205519 Reprenant la chronique en cours et jugeant, dans une maquette sommaire , de comment elle apparaîtra une fois en ligne, prenant alors une photographie de mon écran, je m'aperçois que ce qui était jouissif la nuit dernière, c'est à dire creuser des chausse-trappes de plus en plus béantes et profondes, le réglage de ces pièges donc, est, au contraire, ce soir, une occupation déplaisante et affligeante, laissant derrière elle une curieuse impression de malaise: ici une photographie de mon écran sur lequel je peux lire un passage de ma chronique et son image montrant la construction, la touche finale, en fait, de mon article à propos de la photographie numérique, article qui est, lui, déjà en ligne et apparemment lu, je me retiens in extremis de reprendre cet écran en photo, d'une part parce que je suis sûr que tout le monde a compris ce qui était en jeu ici et d'autre part aussi parce que je ne suis pas certain au contraire de vouloir aller beaucoup plus loin moi-même, dans cette voie incertaine et probablement stérile, est-ce que déjà le fait de voir apparaître cet article dont je revois encore certains passages au brouillon, de le voir apparaître donc, en ligne, est-ce que cela n'est pas, donc, déjà, donc, en soi, donc, une manière de miracle et de mise en abyme, et n'est-ce pas suffisant?
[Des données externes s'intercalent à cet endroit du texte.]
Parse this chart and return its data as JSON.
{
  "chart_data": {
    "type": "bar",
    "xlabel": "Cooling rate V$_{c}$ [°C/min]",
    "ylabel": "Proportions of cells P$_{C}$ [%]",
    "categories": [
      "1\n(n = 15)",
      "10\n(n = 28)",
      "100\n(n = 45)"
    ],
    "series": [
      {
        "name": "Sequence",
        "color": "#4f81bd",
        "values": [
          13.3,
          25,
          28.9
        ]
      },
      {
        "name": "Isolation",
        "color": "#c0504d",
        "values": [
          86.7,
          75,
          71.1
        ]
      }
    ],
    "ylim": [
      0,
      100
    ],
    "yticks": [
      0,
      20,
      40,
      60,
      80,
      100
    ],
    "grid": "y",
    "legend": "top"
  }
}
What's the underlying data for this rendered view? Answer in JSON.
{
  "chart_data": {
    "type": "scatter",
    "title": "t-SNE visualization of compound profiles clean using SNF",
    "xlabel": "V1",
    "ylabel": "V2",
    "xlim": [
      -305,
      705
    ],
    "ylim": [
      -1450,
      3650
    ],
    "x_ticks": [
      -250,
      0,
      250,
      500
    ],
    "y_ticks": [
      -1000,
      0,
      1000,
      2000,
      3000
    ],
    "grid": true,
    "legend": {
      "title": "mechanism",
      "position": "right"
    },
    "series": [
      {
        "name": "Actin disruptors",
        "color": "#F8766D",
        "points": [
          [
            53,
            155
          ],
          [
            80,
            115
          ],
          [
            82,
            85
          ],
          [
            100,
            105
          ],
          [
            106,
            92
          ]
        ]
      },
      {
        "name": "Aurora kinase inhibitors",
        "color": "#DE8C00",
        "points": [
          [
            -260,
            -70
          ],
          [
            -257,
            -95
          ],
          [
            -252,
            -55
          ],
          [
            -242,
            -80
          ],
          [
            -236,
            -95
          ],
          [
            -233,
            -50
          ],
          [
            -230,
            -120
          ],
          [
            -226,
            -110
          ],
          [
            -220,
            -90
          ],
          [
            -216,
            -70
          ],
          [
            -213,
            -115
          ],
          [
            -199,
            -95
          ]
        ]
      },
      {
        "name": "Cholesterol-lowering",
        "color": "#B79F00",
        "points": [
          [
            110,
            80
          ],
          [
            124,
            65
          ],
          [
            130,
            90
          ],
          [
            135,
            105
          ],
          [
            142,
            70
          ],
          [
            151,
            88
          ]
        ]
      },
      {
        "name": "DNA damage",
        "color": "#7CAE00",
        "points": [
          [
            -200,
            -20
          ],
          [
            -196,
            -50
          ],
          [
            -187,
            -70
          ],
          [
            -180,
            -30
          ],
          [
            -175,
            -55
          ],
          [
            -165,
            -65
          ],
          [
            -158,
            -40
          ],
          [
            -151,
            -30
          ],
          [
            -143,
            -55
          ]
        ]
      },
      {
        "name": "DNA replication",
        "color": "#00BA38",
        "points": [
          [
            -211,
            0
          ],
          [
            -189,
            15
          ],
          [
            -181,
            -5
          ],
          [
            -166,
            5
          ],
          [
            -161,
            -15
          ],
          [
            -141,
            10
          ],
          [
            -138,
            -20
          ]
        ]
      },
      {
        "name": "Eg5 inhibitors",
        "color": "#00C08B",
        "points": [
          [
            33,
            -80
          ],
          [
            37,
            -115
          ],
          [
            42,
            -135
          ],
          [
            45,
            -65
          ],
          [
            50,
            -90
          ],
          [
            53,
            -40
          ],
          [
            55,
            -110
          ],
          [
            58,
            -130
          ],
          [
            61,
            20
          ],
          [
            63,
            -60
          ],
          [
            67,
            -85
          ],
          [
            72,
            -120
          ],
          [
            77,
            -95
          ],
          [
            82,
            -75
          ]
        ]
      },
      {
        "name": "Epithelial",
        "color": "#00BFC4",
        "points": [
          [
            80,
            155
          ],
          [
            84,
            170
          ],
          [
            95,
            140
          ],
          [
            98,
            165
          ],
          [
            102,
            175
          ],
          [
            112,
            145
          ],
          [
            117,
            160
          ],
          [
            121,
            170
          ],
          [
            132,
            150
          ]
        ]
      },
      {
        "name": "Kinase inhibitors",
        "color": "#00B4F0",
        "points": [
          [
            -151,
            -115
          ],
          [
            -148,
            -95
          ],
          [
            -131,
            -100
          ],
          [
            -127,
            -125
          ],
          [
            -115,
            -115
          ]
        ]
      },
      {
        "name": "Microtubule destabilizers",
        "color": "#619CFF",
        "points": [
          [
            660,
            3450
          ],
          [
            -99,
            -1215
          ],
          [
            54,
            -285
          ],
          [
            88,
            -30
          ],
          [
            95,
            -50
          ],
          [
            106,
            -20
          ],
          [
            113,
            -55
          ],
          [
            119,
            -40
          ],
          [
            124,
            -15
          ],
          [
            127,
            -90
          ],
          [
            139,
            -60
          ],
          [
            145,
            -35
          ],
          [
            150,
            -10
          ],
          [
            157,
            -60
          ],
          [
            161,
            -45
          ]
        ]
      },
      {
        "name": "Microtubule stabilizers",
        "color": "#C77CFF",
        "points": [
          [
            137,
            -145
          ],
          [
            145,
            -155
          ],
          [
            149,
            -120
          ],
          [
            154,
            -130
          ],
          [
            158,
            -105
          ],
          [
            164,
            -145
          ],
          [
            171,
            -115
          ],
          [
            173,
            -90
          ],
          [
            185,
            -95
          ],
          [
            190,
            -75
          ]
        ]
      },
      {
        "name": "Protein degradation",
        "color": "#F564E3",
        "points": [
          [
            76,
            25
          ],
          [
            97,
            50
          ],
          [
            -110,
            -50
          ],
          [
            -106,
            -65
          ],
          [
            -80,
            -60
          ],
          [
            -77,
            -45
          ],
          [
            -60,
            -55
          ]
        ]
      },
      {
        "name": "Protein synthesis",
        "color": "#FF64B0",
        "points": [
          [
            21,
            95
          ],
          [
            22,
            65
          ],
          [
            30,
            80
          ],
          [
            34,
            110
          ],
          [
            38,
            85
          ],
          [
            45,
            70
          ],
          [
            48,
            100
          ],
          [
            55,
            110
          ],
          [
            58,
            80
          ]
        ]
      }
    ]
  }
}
Article Internet Mise en abyme Brouillon

 

 

 

211203 Reportant de nouvelles corrections au texte, je tombe sur les notes et le croquis que j'avais fait de mon stylo posé à côté d'une photographie le représentant posé sur un tas de feuillets de notes déjà tapées. De fait je pose derechef mon stylo sur ces notes, comme en fait je m'étais promis de le faire plus tôt tandis que l'appareil n'était pas à portée de main, et je prends une photographie sur laquelle, en déclenchant, je réalise que non seulement le stylo est en compagnie de sa représentation, mais qu'il figure maintenant sur une représentation de sa représentation à quelques encablures seulement du croquis qui prend note de cette idée. Présents sur un même plan se retrouvent donc, l'objet, l'idée et sa représentation, et aussi un peu du temps qui passe entre ces différentes étapes, du moins l'espère-t-on.

Mise en abyme

 

 

 

211517 Et prenant note de tout cela, je remarque que ces lignes manuscrites (paragraphe plus haut) voisinent, elles, l'image du paragraphe suivant (paragraphe plus bas) qui naturellement, pour mon plus grand emprisonnement, celui de mon esprit tout du moins, avoisinent une photographie de lignes manuscrites et fastidieuses. JE VOUS FAIS UN DESSIN?

Photographie Dessin

 

 

212221 Je dois laisser de côté quelques instants la journée et sa documentation servile, pressé que je suis de faire quelques corrections urgentes sur le site du Désordre, sempiternelles modifications, parfois une simple faute d'orthographe, ici une coquille, une faute de frappe, un lien brisé, une image manquante, une imprécision, une erreur, un effet de mise en page qui a sauté, un extrait de code qui déconne, pas d'extrait de cône qui décode, une information obsolète, une idée qui n'est plus bonne : veiller à l'intégrité des cinq mille et quelques fichiers qui composent le site, une tâche qui ressemble fort à faire le ménage dans une vaste demeure, quand on a fini de dépoussiérer la dernière pièce, il est temps de passer à nouveau le balai dans la première des pièces, par laquelle on avait commencé, dans le cas de mon site, les dimensions de la demeure ne cessent de croître, ce qui provoque mon essouflflement parfois, ce soir une vingtaine de fichiers sont à reprendre, ce n'est pas la mort, j'en ai fait la liste.

Coquilles Désordre Corrections

 

 

 

213408 La page des "je me souviens" inspirés par Georges Perec et Joe Brainard , c'est l'une des toutes premières pages dont j'ai eu l'idée pour le site et c'est sans doute celle qui me donne encore le plus de plaisir aujourd'hui, je n'aime rien tant que de recevoir de temps en temps ces quelques "je me souviens" par mail et de les ajouter au bas de cette page, à la suite des lignes précédentes.

Je me souviens de cette monitrice ivre qui fêtait la fin de cette colonie de vacances; je la regardais pisser. Je crois que je ne comprenais pas ce que je voyais. Pourtant je comprenais "femme", "pisser", et peut-être même "ivre". (Et dire que celui-là n'aime pas du tout Perec!)